Uma pergunta inicial. No princípio de tudo está a pergunta. Está o perguntar-se. É aqui que tudo começa, no diálogo entre os discípulos e Jesus: “Mestre onde moras?”; “Vinde e vede”, diz Jesus. Esta pergunta continua em mim, a desenvolver-se, desde essa hora em que fui e fiquei. Habito esta morada onde o coração aprende a acolher a resposta de cada dia. Não só hoje, não de uma só vez, mas, à imagem do tempo lento do coração, tenho de aprender a abrir a minha morada. Faço parte deste perguntar de sempre, com todos aqueles que aprendem a abrir de par em par as portas da humanidade para caminhar até à piscina de Siloé. De pergunta em pergunta, Tu, Senhor, fazes-me nascer na resposta: não tem que ser assim. Esta não é a palavra definitiva sobre a vida, sobre cada um fechado nas trevas do mal e sem liberdade para dar a sua vida. A palavra definitiva virá quando for mergulhado definitivamente nas águas de Siloé, para que se manifeste a glória de Deus. Esta é o homem vivo, ensina-nos Santo Ireneu de Lyon, e a glória do homem é ver a Deus, é estar banhado pelo Seu amor. Só o vê quem pergunta e quem tem tempo para aguardar pela resposta. Este é caminho que os discípulos realizam até à Páscoa da ressurreição. Esta é a resposta de Deus.

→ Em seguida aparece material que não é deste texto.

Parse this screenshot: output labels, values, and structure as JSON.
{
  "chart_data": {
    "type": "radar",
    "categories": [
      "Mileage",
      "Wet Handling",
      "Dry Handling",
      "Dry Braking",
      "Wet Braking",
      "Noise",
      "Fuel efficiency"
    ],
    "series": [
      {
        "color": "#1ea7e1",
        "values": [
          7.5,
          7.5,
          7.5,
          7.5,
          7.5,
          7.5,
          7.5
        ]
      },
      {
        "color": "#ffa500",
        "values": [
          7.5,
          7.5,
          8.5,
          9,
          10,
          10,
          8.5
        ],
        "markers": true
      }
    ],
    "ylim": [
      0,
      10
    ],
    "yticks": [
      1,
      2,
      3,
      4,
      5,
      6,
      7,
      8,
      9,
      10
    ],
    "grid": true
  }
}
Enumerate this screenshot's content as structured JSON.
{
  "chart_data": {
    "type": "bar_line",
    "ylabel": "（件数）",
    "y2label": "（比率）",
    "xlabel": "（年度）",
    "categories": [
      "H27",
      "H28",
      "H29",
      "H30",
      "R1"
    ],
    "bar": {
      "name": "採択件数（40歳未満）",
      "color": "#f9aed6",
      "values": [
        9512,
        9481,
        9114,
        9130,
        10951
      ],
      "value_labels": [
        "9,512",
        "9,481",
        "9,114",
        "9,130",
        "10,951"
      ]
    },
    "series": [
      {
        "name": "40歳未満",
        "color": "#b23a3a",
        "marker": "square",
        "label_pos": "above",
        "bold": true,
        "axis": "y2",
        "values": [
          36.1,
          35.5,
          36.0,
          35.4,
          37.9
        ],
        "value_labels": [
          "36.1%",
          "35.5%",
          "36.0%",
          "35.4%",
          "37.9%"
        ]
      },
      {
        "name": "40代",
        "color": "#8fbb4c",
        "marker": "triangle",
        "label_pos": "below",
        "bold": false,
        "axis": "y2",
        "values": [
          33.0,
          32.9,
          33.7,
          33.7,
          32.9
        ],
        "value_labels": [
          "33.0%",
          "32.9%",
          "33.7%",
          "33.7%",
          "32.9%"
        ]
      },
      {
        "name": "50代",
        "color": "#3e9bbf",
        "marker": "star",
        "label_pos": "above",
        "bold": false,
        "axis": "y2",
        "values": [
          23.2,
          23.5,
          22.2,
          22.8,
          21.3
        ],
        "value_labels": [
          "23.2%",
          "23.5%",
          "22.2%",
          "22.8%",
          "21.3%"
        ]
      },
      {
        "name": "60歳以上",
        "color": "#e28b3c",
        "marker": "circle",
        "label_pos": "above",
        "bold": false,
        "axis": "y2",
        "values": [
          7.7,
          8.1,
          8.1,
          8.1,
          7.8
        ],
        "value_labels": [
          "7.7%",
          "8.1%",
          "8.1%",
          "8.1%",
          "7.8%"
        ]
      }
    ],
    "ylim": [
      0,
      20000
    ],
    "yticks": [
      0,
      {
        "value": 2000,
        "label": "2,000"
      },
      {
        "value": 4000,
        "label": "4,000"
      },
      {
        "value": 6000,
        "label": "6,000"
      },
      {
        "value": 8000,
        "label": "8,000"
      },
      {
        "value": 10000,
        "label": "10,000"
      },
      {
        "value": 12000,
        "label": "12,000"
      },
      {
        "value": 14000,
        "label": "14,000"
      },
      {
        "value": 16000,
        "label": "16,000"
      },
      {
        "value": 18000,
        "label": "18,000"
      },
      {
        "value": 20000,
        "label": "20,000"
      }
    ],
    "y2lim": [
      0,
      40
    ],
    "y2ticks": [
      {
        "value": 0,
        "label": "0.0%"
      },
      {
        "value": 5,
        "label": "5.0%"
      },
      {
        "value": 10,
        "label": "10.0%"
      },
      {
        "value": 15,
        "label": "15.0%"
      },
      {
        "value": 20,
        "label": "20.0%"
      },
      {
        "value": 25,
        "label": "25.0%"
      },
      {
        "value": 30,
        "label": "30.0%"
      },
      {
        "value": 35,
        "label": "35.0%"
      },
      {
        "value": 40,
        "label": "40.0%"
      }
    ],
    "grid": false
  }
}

A grande pobreza é de quem não pergunta e passa indiferente ou com a resposta pronta na boca. Esses vivem na alta cidade de Jerusalém, conhecem de cor a Lei e os Profetas e tanto conhecem que sabem todos os pontos de fuga, para não se questionarem na profundidade. Há sempre a possibilidade de se desculparem ou de se pouparem, por não se questionarem. Talvez uma das maiores violências, que faço à minha humanidade, seja não deixar que ela nasça todos os dias no questionar-se, no perguntar porque é que é assim. Só me deixo questionar verdadeiramente quando desço à realidade, quando permito que a couraça dada pela cultura ou pela educação seja posta em causa. Descer à realidade é não ter certezas, apenas a vida onde tudo se decide. Diante do outro posso perguntar porque é que é assim, passar indiferente ou com a resposta pronta.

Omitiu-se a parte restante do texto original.